Editorial
Marriage of Blues on the rocks?
Wednesday 6th January, 2021
Speculation is rife in political circles that the relationship between the SLFP and the SLPP has turned sour, and their bickering could lead to a breakup. This has come about following a discordant note SLFP leader and former President Maithripala Sirisena struck in a recent interview with The Hindu newspaper; he hinted at the possibility of the SLFP going it alone at the next Provincial Council (PC) elections. Coalition partners usually issue such veiled threats to up the ante in negotiations over nominations, etc., but the SLFP seniors are said to be upset that the SLPP has shortchanged them. Some of them have even complained, in public, of what they call stepmotherly treatment at the hands of the SLPP.
There is no love lost between the SLPP leaders and their SLFP counterparts; theirs is an alliance of strange bedfellows; they are acting out of expediency rather than principle, as is public knowledge. The SLFP is aware that if it stays in the ruling coalition indefinitely, it will run the risk of going the same way as the traditional left. It will have to break ranks with the SLPP and shore up its support base if it is to prevent itself being dissolved in the SLPP-led coalition. However, such a course of action is not without high political risks. If it contests the next PC polls separately but fails to improve its electoral performance significantly, it will find itself in the same predicament as the UNP, which is now lying supine. A breakaway in a huff will also lead to a division in its parliamentary group with some of its MPs switching their allegiance to the SLPP. (Eight Opposition MPs have already voted with the government for the 20th Amendment.)
Founder and chief strategist of the SLPP Basil Rajapaksa issued a veiled warning to the SLFP, in an interview with Hiru TV, on Monday night. Denying the allegation that the SLPP had shortchanged the SLFP, he dwelt on the fate that had befallen the JVP, following its breakaway from the SLFP-led UPFA coalition in protest against the then President Chandrika Kumaratunga’s decision to share tsunami relief with the LTTE, in 2005. It backed Mahinda Rajapaksa in the presidential race in that year, but did not return to the government’s fold.
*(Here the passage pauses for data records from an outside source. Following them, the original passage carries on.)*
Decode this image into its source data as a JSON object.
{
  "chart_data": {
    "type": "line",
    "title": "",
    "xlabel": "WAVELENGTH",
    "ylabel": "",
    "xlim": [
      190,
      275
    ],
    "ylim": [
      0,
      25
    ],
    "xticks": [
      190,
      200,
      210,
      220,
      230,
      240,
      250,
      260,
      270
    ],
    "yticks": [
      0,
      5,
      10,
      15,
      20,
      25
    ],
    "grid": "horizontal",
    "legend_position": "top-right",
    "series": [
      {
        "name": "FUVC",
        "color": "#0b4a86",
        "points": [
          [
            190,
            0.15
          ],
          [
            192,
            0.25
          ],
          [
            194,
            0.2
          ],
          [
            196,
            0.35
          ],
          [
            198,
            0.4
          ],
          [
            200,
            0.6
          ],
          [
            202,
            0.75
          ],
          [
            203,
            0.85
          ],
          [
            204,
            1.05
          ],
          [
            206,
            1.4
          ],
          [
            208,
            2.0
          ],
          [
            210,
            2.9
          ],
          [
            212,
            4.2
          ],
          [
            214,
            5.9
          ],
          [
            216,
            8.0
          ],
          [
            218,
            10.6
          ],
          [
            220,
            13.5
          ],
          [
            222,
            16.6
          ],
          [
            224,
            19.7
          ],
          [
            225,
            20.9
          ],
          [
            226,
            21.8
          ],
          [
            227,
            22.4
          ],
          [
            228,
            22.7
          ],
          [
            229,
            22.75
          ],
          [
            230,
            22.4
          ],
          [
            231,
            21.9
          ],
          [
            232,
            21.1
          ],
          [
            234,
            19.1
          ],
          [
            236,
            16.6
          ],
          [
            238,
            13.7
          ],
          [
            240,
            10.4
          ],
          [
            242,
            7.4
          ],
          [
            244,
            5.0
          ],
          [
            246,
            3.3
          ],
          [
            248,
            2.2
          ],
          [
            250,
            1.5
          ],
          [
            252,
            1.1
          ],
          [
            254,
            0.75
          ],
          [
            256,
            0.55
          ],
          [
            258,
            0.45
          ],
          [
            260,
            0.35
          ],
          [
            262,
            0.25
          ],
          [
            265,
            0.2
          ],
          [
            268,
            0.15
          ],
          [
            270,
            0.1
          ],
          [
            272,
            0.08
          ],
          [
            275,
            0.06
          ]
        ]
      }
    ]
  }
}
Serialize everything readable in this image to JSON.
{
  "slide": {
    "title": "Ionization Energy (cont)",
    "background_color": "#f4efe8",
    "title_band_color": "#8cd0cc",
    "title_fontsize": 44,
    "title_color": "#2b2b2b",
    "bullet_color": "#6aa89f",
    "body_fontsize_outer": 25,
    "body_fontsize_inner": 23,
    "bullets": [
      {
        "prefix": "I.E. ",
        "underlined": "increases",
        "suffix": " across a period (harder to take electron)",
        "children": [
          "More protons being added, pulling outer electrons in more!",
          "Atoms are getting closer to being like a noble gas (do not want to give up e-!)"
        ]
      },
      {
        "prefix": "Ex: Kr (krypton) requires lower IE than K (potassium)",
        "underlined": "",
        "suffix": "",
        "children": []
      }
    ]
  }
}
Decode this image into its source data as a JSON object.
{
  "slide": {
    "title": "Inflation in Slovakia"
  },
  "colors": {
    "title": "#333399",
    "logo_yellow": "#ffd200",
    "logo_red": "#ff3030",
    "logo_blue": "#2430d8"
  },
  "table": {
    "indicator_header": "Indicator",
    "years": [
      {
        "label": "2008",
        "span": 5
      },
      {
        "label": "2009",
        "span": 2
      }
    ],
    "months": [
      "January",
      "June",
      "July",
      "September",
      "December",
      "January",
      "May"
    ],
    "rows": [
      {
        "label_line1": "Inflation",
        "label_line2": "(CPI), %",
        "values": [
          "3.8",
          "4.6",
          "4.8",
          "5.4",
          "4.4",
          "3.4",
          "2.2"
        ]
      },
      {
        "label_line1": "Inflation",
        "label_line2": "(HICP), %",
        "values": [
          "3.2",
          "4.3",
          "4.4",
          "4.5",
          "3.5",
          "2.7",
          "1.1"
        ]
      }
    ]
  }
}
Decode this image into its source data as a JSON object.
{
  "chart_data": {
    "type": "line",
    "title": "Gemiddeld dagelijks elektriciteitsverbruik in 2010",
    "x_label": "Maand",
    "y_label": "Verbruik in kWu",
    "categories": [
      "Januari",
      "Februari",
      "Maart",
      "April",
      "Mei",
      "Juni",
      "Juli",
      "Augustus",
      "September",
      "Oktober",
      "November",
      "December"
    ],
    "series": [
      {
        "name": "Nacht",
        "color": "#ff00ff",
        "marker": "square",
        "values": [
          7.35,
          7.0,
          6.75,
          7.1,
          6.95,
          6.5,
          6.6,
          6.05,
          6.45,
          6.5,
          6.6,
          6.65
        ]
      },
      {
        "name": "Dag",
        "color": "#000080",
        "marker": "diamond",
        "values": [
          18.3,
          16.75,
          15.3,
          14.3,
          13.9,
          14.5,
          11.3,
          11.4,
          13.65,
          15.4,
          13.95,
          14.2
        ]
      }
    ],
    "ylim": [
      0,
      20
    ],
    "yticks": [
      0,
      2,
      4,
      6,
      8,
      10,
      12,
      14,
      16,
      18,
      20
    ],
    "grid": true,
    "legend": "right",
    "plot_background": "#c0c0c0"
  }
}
The JVP, which had 39 MPs in the UPFA administration, had never recovered, since its hasty breakaway, Basil said by way of a warning to the SLFP. He got it right; the JVP did not make that risky political parachute jump at the right altitude. Kumaratunga’s tsunami relief sharing mechanism was stillborn, and the JVP should have stayed in that government, made the best use of the key ministerial positions it had received to serve the public and muster enough popular support. Its exit from the UPFA caused it to suffer a debilitating split with a group of its MPs led by Wimal Weerawansa crossing over to the UPFA government, in 2007.
Prevarication is Sirisena’s forte. When he was asked by a journalist, at a recent SLFP function, whether his party had decided to go it alone at the next PC polls, he said the PC elections had been postponed, and, therefore, he did not want to field that query. He may have failed as a President, but he is blessed with an abundance of political acumen. He has outfoxed the foxes in Sri Lankan politics. He left the UPFA government in 2014 and closed ranks with Ranil Wickremesinghe to beat his former boss, Mahinda Rajapaksa in the presidential contest and became the President, the following year. He harassed the Rajapaksas to his heart’s content. Thereafter, he ditched Wickremesinghe and sided with the Rajapaksas to remain relevant in national politics after the expiration of his presidential term.
Sirisena cannot be unaware that it is too early for the SLFP to pull out of the SLPP coalition and go it alone at an election. He is likely to wait until the writing appears on the wall for the ruling coalition to vote with his feet. Sri Lankan governments with two-thirds majorities have had short lifespans. The United Front government, formed in 1970, had a two-thirds majority, collapsed in 1977. The JRJ government had to resort to a heavily-rigged referendum (1982) to secure a second term and retain its five-sixths majority in Parliament. The Mahinda Rajapaksa administration, which was formed in 2010, crashed in 2015 even before completing its first term although it had mustered a two-thirds majority. It looks as though the present regime with a steamroller majority were also busy ruining things for itself. Sirisena is adept at playing the waiting game that is politics, and, most of all, springing surprises for others.